Registering a (dask/pandas) table makes it usable in SQL queries. The name you give here can be used as table name in the SQL later.

Please note, that the table is stored as it is now. If you change the table later, you need to re-register.

Instead of passing an already loaded table, it is also possible to pass a string to a storage location. The library will then try to load the data using one of dask’s read methods. If the file format can not be deduced automatically, it is also possible to specify it via the file_format parameter. Typical file formats are csv or parquet. Any additional parameters will get passed on to the read method. Please note that some file formats require additional libraries. By default, the data will be loaded directly into the memory of the nodes. If you do not want that, set persist to False.

See Data Loading and Input for more information.

Example

This code registers a data frame as table “data” and then uses it in a query.

c.create_table("data", df)
df_result = c.sql("SELECT a, b FROM data")

This code reads a file from disk. Please note that we assume that the file(s) are reachable under this path from every node in the cluster

c.create_table("data", "/home/user/data.csv")
df_result = c.sql("SELECT a, b FROM data")

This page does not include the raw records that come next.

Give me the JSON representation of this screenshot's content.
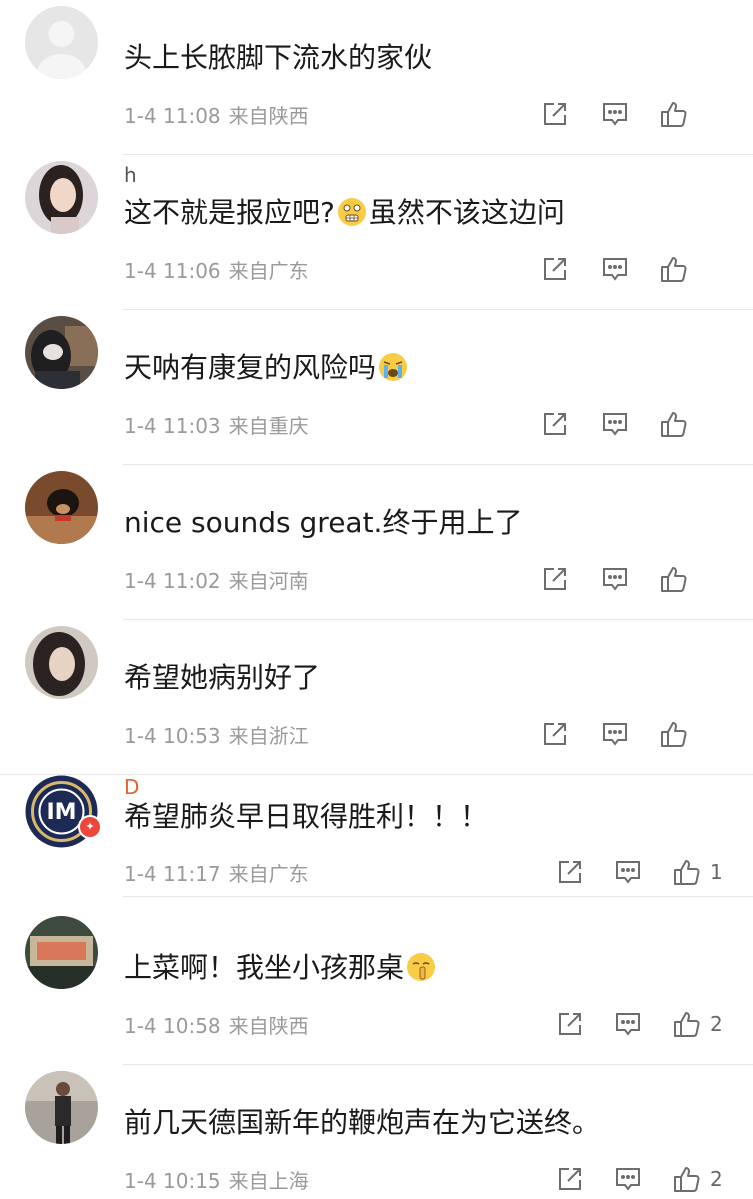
{
  "comments": [
    {
      "username": "",
      "text": "头上长脓脚下流水的家伙",
      "date": "1-4 11:08",
      "location": "来自陕西",
      "likes": "",
      "avatar": "default"
    },
    {
      "username": "h",
      "text_before": "这不就是报应吧?",
      "emoji": "shocked-face",
      "text_after": "虽然不该这边问",
      "date": "1-4 11:06",
      "location": "来自广东",
      "likes": "",
      "avatar": "girl-photo"
    },
    {
      "username": "",
      "text_before": "天呐有康复的风险吗",
      "emoji": "crying-face",
      "text_after": "",
      "date": "1-4 11:03",
      "location": "来自重庆",
      "likes": "",
      "avatar": "dark-hood-photo"
    },
    {
      "username": "",
      "text": "nice  sounds great.终于用上了",
      "date": "1-4 11:02",
      "location": "来自河南",
      "likes": "",
      "avatar": "dog-photo"
    },
    {
      "username": "",
      "text": "希望她病别好了",
      "date": "1-4 10:53",
      "location": "来自浙江",
      "likes": "",
      "avatar": "portrait-photo"
    },
    {
      "username": "D",
      "text": "希望肺炎早日取得胜利！！！",
      "date": "1-4 11:17",
      "location": "来自广东",
      "likes": "1",
      "avatar": "inter-logo"
    },
    {
      "username": "",
      "text_before": "上菜啊！我坐小孩那桌",
      "emoji": "shush-face",
      "text_after": "",
      "date": "1-4 10:58",
      "location": "来自陕西",
      "likes": "2",
      "avatar": "building-photo"
    },
    {
      "username": "",
      "text": "前几天德国新年的鞭炮声在为它送终。",
      "date": "1-4 10:15",
      "location": "来自上海",
      "likes": "2",
      "avatar": "man-photo"
    }
  ],
  "icons": {
    "share": "share-icon",
    "reply": "comment-icon",
    "like": "thumbs-up-icon"
  },
  "colors": {
    "meta_text": "#9a9a9a",
    "divider": "#e8e8e8",
    "badge": "#e9483a"
  }
}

This example reads from a hive table.

from pyhive.hive import connect

cursor = connect("localhost", 10000).cursor()
c.create_table("data", cursor, hive_table_name="the_name_in_hive")
df_result = c.sql("SELECT a, b FROM data")

Parameters

table_name – (str): Under which name should the new table be addressable
input_table (dask.dataframe.DataFrame or pandas.DataFrame or str or hive.Cursor) – The data frame/location/hive connection to register.
file_format (str) – Only used when passing a string into the input parameter. Specify the file format directly here if it can not be deduced from the extension. If set to “memory”, load the data from a published dataset in the dask cluster.
persist (bool) – Only used when passing a string into the input parameter. Set to false to turn off loading the file data directly into memory.
hive_table_name (str) – If using input from a hive table, you can specify the hive table name if different from the table_name.
hive_schema_name (str) – If using input from a hive table, you can specify the hive schema name.

drop_table(table_name)¶

Remove a table with the given name from the registered tables. This will also delete the dataframe.

Parameters: table_name – (str): Which table to remove.

explain(sql)¶

Return the stringified relational algebra that this query will produce once triggered (with sql()). Helpful to understand the inner workings of dask-sql, but typically not needed to query your data.

If the query is of DDL type (e.g. CREATE TABLE or DESCRIBE SCHEMA), no relational algebra plan is created and therefore nothing returned.

Parameters: sql (str) – The query string to use
Returns: a description of the created relational algebra.
Return type: str

register_aggregation(f, name, parameters, return_type)¶

Register a custom aggregation with the given name. The aggregation can be used (with this name) in every SQL queries from now on - but only for aggregation operations (no scalar function calls). This means, if you register a aggregation “fagg”, you can now call

SELECT fagg(y)
FROM df
GROUP BY x

Please note that you can always only have one function with the same name; no matter if it is an aggregation or scalar function.

For the registration, you need to supply both the list of parameter and parameter types as well as the return type. Use numpy dtypes if possible.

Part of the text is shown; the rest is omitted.